Modernization of the Civil Registry. Digitalization of Historical Records. Registration Campaigns

Using technical equipment acquired, along with staff training, the registry's staff itself has been digitizing millions of records, and this will facilitate linking the registry with other public institutions such as hospitals and will make the project sustainable. The Civil Registry will be provided with support to carry out mobile registration and publicity campaigns in indigenous communities.

The project in Paraguay has been funded by the Canadian International Development Agency.

=== Peru ===

Mobile registration and publicity campaigns. Rebuilding destroyed records

Through the system of mobile registration and publicity campaigns, more than 15,000 people have been registered in Peru. The campaigns were done in Huaycán, San Juan de Lurigancho, and Huancavelica. The records destroyed by the armed conflict with the Shining Path in this latter town were also reconstructed.

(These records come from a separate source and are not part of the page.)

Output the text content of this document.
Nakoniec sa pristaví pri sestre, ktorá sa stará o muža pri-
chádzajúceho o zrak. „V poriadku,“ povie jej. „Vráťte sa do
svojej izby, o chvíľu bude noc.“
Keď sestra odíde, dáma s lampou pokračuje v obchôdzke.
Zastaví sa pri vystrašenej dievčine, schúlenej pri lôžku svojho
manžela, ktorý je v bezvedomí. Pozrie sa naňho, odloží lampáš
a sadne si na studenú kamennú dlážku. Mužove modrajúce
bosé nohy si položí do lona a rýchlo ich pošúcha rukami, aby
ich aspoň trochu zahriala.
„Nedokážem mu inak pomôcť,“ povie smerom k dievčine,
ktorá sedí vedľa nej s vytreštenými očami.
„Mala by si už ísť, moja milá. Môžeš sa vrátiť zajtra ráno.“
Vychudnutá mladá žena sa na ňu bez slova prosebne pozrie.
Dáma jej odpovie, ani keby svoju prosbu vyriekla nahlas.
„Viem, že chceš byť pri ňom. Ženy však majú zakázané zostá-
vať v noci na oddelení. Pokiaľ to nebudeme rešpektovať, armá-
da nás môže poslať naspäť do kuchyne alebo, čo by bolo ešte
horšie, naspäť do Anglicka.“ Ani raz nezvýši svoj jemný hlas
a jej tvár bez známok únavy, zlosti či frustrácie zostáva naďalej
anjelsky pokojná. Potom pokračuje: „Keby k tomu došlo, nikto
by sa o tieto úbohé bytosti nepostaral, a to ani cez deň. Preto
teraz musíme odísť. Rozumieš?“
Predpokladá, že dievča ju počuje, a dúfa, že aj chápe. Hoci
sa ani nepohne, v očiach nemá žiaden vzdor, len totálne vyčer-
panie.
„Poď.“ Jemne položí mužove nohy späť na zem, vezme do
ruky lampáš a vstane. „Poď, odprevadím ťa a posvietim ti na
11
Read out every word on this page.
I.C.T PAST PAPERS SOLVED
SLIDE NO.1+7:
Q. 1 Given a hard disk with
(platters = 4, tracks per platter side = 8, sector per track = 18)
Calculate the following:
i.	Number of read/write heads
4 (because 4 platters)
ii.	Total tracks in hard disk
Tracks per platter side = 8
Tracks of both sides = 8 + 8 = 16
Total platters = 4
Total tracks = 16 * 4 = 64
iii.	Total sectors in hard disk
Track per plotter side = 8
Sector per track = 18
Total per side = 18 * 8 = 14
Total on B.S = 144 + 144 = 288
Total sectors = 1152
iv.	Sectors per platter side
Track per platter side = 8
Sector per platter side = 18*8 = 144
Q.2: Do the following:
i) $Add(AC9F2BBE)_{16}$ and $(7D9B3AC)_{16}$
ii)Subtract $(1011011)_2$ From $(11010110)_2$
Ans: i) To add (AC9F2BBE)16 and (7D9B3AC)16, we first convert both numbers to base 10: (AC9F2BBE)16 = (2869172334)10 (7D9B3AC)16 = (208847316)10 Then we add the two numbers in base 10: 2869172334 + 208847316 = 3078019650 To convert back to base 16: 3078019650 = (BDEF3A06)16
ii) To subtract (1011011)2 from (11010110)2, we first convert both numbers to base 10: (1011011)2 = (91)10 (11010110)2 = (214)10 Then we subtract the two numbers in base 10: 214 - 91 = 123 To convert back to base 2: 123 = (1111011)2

These projects were funded with help from Spain, United States, and Italy.

=== The Caribbean: Antigua and Barbuda, Dominica, Grenada, St. Kitts and Nevis, Saint Lucia, and St. Vincent and the Grenadines ===

Civil registry modernization. Computerization of records

The objective in this subregion is to consolidate civil registry electronic databases by digitizing historical records.

The Canadian cooperation agency is funding the execution of this project, along with fonds from United States and Chile.